なお、オートファジーは最近になってから急速に研究が進んだ分野ですけど
その発見自体はそこそこ昔まで遡るようです。
といっても細胞内のことなので電子顕微鏡が発明されてからですが。
(以下引用) ベルギーのクリスチャン・ド・デューブは、細胞は自己
の成分を自分で食べて分解しているのではないかと考え、「オートファジー( autophagy)」と
命名した。オートファジーは、ギリシャ語で「自己」を意味するautoと、「食べる」を意味す
る phagyを合成した造語である。 (引用終わり)
あっ、自動・曖昧(fuzzy)じゃなかったんですね(恥)
そして、自己を食べるというオートファジーには3つの主要機能があることなど書かれています。
その3つとは、栄養源の確保・代謝回転・有害物の隔離除去だそうですが、
まぁそれらも含めて細かな内容はここでは割愛させていただきます。
専門用語なども多いですけど、丁寧に説明されていて、なかなか分かりやすく、
また面白く興味深い内容となっていました。
なお、オートファジーとは直接関係ありませんが、少し驚いたのは次の内容です。
(以下引用)
ヒトの場合、細胞の数はおよそ37兆個である。もちろん数えることはできないので推定だ。

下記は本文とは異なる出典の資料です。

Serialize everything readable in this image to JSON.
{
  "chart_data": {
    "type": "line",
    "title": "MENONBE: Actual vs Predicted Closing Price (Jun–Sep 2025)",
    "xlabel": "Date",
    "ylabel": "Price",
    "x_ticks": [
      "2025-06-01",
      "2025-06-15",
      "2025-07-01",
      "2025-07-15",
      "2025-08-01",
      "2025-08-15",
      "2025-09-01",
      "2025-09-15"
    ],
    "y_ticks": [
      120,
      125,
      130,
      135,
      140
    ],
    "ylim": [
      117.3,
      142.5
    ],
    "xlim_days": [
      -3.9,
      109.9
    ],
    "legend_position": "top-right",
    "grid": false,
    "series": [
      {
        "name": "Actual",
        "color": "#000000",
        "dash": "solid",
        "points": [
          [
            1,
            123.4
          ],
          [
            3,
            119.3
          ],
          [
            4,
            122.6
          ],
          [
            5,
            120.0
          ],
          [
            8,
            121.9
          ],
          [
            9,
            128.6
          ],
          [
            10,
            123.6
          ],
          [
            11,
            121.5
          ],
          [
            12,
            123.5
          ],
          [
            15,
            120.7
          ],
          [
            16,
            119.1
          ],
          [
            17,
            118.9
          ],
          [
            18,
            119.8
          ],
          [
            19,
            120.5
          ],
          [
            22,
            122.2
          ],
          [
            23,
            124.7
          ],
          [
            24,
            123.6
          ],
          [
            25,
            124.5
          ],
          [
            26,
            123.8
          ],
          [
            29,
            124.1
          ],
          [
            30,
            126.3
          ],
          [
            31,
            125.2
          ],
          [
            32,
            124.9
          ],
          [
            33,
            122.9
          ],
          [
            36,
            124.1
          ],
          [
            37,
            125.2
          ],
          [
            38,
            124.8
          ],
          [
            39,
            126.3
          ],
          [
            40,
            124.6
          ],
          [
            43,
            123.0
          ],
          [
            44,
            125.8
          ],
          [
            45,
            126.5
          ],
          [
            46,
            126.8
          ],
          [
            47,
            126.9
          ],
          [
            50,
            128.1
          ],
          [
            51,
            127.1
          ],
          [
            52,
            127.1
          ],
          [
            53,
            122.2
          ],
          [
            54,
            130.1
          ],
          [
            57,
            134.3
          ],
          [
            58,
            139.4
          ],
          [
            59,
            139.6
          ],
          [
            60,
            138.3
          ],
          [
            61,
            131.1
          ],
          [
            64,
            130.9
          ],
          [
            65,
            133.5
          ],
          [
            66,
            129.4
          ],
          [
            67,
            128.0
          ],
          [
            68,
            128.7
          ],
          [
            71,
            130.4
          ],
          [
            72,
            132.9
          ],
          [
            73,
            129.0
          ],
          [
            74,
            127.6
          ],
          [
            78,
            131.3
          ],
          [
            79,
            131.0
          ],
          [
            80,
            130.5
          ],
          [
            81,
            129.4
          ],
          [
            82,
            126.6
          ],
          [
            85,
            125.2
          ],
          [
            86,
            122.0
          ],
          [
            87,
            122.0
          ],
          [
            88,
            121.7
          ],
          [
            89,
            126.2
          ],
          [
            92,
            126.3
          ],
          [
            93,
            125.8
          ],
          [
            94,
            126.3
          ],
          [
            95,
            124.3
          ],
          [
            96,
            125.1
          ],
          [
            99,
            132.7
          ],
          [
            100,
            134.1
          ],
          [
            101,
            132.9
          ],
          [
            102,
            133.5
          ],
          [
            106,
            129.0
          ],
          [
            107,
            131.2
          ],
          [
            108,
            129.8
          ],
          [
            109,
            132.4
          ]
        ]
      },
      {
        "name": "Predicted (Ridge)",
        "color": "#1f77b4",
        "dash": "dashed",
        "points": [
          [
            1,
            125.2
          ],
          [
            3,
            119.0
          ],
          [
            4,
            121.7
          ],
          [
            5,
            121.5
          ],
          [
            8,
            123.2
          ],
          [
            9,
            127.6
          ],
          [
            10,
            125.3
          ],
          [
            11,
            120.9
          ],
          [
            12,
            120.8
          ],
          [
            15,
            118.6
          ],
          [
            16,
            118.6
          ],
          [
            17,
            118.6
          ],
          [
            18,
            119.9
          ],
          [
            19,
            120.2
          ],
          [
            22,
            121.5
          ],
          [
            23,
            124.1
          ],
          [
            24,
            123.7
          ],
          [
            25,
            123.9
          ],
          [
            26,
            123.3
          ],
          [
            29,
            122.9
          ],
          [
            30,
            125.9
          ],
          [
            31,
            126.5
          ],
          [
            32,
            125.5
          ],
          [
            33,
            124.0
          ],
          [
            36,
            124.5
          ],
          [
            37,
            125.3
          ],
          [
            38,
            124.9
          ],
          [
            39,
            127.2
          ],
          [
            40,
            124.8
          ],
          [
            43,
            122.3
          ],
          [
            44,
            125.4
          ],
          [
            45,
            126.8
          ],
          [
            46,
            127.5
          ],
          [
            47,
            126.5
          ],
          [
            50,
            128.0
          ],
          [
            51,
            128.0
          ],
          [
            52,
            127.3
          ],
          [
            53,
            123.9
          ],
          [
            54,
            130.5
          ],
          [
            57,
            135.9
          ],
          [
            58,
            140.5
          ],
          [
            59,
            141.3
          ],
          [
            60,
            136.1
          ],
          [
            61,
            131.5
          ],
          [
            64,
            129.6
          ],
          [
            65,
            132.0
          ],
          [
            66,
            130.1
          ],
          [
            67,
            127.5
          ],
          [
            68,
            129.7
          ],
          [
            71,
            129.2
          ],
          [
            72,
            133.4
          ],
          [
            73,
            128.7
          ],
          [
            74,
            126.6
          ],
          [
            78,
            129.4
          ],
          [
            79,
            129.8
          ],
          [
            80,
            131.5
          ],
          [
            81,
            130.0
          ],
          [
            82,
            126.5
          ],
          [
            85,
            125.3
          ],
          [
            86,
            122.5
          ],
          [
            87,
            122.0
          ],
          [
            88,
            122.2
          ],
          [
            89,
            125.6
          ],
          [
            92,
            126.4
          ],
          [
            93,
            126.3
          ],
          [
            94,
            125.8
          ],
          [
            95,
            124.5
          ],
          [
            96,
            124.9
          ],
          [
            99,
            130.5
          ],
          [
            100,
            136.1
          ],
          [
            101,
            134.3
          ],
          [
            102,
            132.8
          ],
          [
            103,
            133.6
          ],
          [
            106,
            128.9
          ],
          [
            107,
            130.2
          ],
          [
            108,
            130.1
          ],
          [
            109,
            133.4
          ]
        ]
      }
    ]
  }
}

以前は60兆個と言われていた。それは、すべての細胞が同じ大きさだとして導き出された数だ
った。実際には組織によって細胞の大きさが違うため、それを考慮して計算をやり直し、20
13年に37兆個と訂正された。私はこの話が好きだ。細胞の数がわかったところで社会の役に
は立たないが、必死で計算してしまう人に魅力を感じる。 (引用終わり)
あら、ブルゾンちえみ(with B)が「60兆」とネタにしてましたけど
あれやってる時にはすでに37兆個に訂正されてたんですね(笑)
まっ、それはさておき、社会の役にたたないことを必死でやる人はボクも好きですね。